Ed McVey was past the point of mincing words when talking about the effects of coronavirus on his business.
“It’s crippling. Everything’s gone,” said McVey, who owns Maggie O’Brien’s, in downtown St. Louis and in Sunset Hills.
“I’d have been better off if our electricity had gone out and all of our meat went bad,” he said.
This week, officials here canceled multiple sporting events, several parades and, finally, banned public gatherings altogether. And while hospitality businesses try to cope with coronavirus slowdowns and shutdowns, the public might assume that owners have insurance to cover their losses.
But they almost certainly don’t.
“The majority of insurance companies out there write a major exclusion into policies, meaning that they do not cover losses due to bacteria, viruses or communicable diseases,” said Roy Reichold, a senior risk adviser and broker for the Lakenan Agency, a local insurance brokerage.
“I mean that I don’t know of any insurance company that does cover it,” he continued. “In 25 years, I’ve never found one that covers bacteria, viruses and communicable diseases.”
Reichold represents more than 200 restaurants, bars, hotels and nightclubs in the St. Louis area.
He said many businesses carry some form of a business-interruption policy, covering such things as lost profits, payroll and overhead during a shutdown.
Many policies will cover losses due to civil authority, in which a government action closes a business or an entire area. For example, Reichold said businesses that had to shut down during the Ferguson protests because police closed streets could have been covered by insurance.
Or if a crime is committed in a business and police close it down to collect evidence, “that’s ‘civil authority’ and you can be covered,” Reichold said.
But the civil-authority clause would not help hospitality businesses now, “because that’s when the major exclusion would kick in,” he said.
And the reason why most insurance companies include the major exclusion for viral issues is simple: They couldn’t afford the payout on a pandemic.
According to the article, the analysis showed that “insurers could not meet business interruption claims arising from such a large-scale pandemic. We would have no insurance industry to protect against the traditional insured perils.”
Bob Bonney, chief executive officer of the Missouri Restaurant Association, said the worst damage is being done by larger groups, such as bus tours, canceling travel and meeting plans.
Restaurants plan for these groups well in advance, Bonney said. “And when they cancel, that business is just gone,” he added.
“Studies show that when restaurants lose business like this — same as when weather forecasters predict bad weather and people stay home — they never get a corresponding bump in business down the road,” he said.

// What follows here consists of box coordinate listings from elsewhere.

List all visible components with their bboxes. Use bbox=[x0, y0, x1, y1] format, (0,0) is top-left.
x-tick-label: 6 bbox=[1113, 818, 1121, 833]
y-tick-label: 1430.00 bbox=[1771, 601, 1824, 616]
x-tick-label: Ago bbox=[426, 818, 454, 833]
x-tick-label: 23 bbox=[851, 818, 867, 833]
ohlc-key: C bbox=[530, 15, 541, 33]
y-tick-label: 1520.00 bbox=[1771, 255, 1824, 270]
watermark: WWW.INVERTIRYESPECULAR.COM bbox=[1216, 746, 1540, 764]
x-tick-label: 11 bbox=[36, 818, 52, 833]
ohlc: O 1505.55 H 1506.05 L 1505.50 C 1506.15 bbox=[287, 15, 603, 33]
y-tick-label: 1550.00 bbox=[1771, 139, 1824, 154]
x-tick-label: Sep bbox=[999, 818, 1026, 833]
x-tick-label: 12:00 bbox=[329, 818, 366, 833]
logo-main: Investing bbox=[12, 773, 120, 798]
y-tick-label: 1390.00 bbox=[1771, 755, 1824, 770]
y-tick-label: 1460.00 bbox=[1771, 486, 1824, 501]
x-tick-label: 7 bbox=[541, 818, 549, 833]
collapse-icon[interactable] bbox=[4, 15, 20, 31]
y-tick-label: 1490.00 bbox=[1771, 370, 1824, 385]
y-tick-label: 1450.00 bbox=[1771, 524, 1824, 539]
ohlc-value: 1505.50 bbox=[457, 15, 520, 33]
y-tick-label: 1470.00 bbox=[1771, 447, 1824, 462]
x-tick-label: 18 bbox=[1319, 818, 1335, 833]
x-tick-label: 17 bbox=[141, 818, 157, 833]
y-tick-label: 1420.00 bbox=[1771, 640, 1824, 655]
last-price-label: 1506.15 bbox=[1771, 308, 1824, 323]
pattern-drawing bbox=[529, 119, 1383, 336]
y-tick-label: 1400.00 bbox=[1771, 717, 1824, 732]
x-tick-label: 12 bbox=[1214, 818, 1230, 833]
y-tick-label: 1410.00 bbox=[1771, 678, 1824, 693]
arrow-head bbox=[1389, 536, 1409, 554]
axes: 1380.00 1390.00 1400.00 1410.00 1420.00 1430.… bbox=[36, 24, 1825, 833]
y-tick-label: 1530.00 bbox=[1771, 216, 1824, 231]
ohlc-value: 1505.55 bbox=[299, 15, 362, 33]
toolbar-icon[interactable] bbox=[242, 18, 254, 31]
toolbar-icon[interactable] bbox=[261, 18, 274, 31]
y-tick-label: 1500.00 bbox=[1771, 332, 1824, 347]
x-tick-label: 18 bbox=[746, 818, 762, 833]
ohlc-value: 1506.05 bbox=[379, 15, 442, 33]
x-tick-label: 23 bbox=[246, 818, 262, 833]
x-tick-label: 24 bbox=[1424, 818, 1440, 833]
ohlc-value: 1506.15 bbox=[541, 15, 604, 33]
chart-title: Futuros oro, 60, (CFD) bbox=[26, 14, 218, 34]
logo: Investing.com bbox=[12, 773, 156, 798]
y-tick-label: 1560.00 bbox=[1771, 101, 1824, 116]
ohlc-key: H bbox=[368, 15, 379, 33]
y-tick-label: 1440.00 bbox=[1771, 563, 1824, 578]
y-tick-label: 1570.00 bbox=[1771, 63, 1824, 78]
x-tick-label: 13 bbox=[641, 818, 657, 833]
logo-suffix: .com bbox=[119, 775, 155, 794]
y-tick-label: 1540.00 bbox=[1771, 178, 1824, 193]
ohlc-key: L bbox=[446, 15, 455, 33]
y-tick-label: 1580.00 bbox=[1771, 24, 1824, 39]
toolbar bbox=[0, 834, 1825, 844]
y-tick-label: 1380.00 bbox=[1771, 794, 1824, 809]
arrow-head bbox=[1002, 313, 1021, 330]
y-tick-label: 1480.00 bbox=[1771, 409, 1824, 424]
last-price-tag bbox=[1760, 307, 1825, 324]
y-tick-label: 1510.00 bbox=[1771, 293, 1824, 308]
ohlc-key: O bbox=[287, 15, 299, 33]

Maggie O’Brien’s McVey confirmed that he is not insured against a coronavirus crisis, “as much as I wish we were.”
And make no mistake, the recent canceling of events at Enterprise Center, two blocks east of McVey’s downtown pub, has been brutal to his business.
He said the damage began with the cancellations last week of the Pearl Jam and Zac Brown Band concerts.
“It was a body blow, then another body blow,” McVey said. And then organizers canceled the downtown St. Patrick’s Day parade.
“That was such a huge hit,” McVey continued. “That right there is my single biggest day of the year.”
Then came the suspension of the National Hockey League season and the cancellation of the NCAA men’s basketball tournament, both seat-fillers at Enterprise.
“March is always my best month of the year. Now it’s shaping up to be my worst,” he said.
McVey said he understands the precautions are necessary. “We all get it, the big picture. People are getting sick.”
“So we’re just trying to wade through this the best we can,” McVey said. “You either survive it, or you don’t.”